Mesmo que o democrata John Kerry, mais conciliador, vença o republicano George W. Bush em 2 de novembro, ao menos três temas continuarão a opor os EUA à Europa, mantendo pressão sobre os laços transatlânticos: o Iraque, o Irã e o conflito israelo-palestino.
A invasão do Iraque, ordenada por Bush, provocou o que analistas chamam de "o maior desentendimento entre europeus e americanos desde a Segunda Guerra [1939-45]" e deixou cicatrizes ainda claras nas relações entre os europeus que a ela se opuseram, como a França, e os que a apoiaram, como o Reino Unido.

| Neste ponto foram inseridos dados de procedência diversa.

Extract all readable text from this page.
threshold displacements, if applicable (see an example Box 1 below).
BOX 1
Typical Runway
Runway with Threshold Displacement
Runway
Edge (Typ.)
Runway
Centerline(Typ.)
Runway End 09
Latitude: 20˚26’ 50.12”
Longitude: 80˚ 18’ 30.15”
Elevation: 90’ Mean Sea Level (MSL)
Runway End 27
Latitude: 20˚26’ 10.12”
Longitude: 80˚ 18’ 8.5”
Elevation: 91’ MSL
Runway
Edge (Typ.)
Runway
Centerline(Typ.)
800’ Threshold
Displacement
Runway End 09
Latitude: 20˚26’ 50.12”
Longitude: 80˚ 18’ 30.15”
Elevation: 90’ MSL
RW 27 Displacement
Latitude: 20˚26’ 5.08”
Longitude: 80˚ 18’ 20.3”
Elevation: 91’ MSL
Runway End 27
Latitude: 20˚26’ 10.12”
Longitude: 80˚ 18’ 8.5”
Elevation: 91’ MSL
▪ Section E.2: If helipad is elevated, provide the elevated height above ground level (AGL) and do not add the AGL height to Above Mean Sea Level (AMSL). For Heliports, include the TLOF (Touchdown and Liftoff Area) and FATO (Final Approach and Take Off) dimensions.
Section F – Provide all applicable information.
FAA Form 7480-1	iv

Obviamente, a situação não se agravará. Ambas as partes buscam aparar as arestas provocadas pela rixa diplomática que precedeu a guerra. Contudo a deterioração da situação de segurança no Iraque contrasta com a intenção de Kerry de "atrair aliados" para o esforço de reconstrução do país.
Afinal, seria difícil para os opositores à guerra, como Jacques Chirac, presidente francês, ou Gerhard Schröder, chanceler (premiê) alemão, convencer os eleitores de que, com a troca de governo nos EUA, seus países passariam a apoiar Washington.
Vale lembrar que Kerry insiste no fato de que os EUA arcam com "90% das baixas e com 90% dos custos" no Iraque. Ora, é ilusório imaginar que os franceses ou os alemães venham a concordar em dividir as baixas humanas ou o peso financeiro da reconstrução sem real poder no processo de tomada de decisões, embora, é verdade, ninguém tenha interesse num agravamento da crise atual.
Quanto ao Irã, a situação não é mais cômoda. Washington tem certeza de que Teerã, cuja posição é oscilante, busca dotar-se de armas nucleares. Recentemente, todavia, aceitou apoiar uma iniciativa européia (Paris, Berlim e Londres) de tentar obter garantias de segurança do governo iraniano.
Como, por ora, o resultado é decepcionante, o governo dos EUA quer acionar o Conselho de Segurança da ONU, que poderia aplicar sanções ao Irã. Kerry tem mostrado grande preocupação com o tema. Porém os europeus ainda crêem no diálogo, e a questão é um potencial ponto de desacordo entre os EUA e a Europa.
Finalmente, os europeus, sobretudo os franceses e os alemães, acreditam que Washington tenha uma atitude demasiadamente pró-Israel no Oriente Médio. O governo americano, por sua vez, está desapontado com a inação européia no que se refere ao problema. Por razões políticas internas, Kerry não deverá mudar a posição dos EUA, o que tende a exacerbar a rixa transatlântica.